Federal employee union leaders see the issue very differently. J. David Cox, president of the American Federation of Government Employees, which represents 700,000 employees, expressed caustic disdain. “This is more than union busting – it’s democracy busting,” he said. “These executive orders are a direct assault on the legal rights and protections that Congress has specifically guaranteed to the 2 million public-sector employees across the country who work for the federal government.” Tony Reardon, president of the 150,000-member National Treasury Employees Union, termed the executive orders “an assault on federal employees” that “would begin the process of dismantling the merit system that governs our civil service.” They have an ally in Rep. Elijah Cummings, D-Md, the top Democrat on the House Oversight and Government Reform Committee. In a prepared statement, Cummings said, “The Trump administration’s so-called ‘reforms’ will harm middle-class workers who dedicate their lives to public service, impair our ability to recruit and retain the best and the brightest, and degrade the services that our government delivers to the American people every single day.”
Such people should not be underestimated in their ability to turn public opinion against President Trump. It’s a mark of their clout that Trump chose to sign the three executive orders behind closed doors, waiting until late Friday afternoon, just before the start of Memorial Day weekend, to release them. Another constraint on the administration is that it will take time for these changes to be realized. Workplace issues, including official time, must be negotiated through collective bargaining. And federal agencies have very limited leeway to modify existing contracts. Finally, federal workplace relations primarily are driven by legislation. Jeffrey Neal, former security chief at the Department of Homeland Security and currently senior vice president at the Fairfax, Va.-based consulting firm ICF International, explains: “There are laws that govern all of these things they are trying to do. There’s only so much you can do when Congress hasn’t changed the law.”

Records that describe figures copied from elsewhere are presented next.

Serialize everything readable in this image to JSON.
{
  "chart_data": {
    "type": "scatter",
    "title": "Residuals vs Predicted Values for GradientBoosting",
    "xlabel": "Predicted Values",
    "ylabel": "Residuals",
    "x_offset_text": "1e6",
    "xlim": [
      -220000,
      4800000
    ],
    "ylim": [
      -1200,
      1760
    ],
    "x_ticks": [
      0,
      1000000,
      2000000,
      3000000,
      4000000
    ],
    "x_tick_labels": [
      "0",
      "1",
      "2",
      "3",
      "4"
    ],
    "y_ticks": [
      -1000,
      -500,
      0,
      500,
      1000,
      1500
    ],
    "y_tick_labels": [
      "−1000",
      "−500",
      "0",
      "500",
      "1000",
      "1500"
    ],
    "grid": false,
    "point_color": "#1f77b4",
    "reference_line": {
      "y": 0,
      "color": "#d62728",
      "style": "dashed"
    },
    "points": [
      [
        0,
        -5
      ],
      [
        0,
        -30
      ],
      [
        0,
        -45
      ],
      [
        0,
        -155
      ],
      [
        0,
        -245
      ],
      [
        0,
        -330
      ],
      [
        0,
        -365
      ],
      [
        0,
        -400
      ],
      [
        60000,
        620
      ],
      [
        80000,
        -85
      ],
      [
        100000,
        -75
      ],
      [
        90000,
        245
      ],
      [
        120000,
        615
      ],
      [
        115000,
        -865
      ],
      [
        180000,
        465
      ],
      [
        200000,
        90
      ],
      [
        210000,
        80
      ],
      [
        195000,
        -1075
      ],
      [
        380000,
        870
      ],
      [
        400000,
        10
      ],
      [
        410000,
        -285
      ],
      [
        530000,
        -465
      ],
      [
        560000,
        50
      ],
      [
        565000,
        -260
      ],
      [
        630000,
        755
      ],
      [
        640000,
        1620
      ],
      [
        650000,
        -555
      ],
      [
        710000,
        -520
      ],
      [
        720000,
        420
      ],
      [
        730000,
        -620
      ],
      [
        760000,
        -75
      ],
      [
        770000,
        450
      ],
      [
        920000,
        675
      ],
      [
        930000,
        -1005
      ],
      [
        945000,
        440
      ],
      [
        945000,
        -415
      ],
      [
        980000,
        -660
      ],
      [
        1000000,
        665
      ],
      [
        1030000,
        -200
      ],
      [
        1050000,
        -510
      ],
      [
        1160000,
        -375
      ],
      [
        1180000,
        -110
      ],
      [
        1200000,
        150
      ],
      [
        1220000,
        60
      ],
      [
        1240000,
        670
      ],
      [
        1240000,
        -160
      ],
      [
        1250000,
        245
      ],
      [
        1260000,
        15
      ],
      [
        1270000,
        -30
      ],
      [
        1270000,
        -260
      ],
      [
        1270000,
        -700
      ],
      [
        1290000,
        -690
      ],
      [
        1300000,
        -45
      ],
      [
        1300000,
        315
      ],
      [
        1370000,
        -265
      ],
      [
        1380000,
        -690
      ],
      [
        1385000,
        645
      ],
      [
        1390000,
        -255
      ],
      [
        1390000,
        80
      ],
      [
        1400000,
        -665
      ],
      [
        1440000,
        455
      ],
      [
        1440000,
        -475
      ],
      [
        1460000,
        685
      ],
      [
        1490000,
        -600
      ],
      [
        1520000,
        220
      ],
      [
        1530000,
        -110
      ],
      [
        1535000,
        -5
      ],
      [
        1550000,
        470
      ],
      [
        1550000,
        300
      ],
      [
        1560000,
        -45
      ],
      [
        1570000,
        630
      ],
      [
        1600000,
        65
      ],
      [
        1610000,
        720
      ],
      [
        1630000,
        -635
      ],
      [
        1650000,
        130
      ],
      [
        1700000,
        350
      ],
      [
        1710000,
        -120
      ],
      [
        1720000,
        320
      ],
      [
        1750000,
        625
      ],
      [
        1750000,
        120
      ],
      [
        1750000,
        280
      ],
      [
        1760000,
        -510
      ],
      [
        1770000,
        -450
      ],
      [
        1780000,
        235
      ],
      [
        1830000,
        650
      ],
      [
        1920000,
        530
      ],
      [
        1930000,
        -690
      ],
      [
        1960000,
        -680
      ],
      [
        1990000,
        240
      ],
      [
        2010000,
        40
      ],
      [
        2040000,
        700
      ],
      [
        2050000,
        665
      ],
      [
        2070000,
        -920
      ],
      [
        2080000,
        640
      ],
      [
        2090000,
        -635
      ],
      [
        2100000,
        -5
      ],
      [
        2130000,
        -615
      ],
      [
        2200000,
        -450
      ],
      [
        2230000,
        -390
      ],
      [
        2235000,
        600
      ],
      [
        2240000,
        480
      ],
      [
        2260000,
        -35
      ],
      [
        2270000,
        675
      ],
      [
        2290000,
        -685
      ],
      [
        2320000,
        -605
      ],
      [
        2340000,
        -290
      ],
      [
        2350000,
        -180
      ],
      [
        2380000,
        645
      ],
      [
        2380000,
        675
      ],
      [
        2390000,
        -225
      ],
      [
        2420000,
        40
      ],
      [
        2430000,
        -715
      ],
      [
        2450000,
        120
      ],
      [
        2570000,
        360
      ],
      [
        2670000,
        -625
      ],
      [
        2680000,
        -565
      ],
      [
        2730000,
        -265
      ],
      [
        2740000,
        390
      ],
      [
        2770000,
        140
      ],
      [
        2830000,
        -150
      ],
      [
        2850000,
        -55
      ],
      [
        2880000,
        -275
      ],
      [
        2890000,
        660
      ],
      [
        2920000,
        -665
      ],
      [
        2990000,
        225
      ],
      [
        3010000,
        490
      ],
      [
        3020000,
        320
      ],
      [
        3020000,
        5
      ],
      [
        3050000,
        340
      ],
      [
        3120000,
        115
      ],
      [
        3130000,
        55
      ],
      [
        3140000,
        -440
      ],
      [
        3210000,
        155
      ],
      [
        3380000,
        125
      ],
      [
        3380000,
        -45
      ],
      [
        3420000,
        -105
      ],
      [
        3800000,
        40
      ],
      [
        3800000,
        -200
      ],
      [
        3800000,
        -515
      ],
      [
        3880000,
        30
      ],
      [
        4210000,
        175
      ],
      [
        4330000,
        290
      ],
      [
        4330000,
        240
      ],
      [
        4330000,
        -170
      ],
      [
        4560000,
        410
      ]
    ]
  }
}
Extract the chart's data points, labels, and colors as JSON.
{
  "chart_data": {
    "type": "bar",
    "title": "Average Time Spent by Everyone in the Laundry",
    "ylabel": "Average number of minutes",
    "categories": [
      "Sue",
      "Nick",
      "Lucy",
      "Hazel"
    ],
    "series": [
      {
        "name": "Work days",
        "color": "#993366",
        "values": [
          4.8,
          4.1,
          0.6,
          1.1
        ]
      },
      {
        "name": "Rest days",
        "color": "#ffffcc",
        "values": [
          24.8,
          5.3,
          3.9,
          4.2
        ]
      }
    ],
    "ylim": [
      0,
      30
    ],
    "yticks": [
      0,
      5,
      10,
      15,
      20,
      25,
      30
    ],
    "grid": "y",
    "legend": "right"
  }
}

Mindful of such constraints, President Trump did the right thing in curbing excessive and at times abusive practices by federal employee unions. Anyone at all familiar with the workings of the federal bureaucracy knows that it is next to impossible to fire incompetent employees, especially those with unions in their corner who can file grievances and stall for time. And action is possible on the legislative as well as the executive front. Last year Congress, acting on reports of patient neglect at Department of Veterans Affairs hospitals, passed the VA Accountability and Whistleblower Protection Act, which enabled the Trump administration to fire more than 2,500 VA employees. For too long, federal employee unions have pursued their own collective interest at the expense of the public interest. The president’s executive order limiting official union time, along with his two other orders of last week, represent an attempt to reacquaint federal employees with their mission to the public.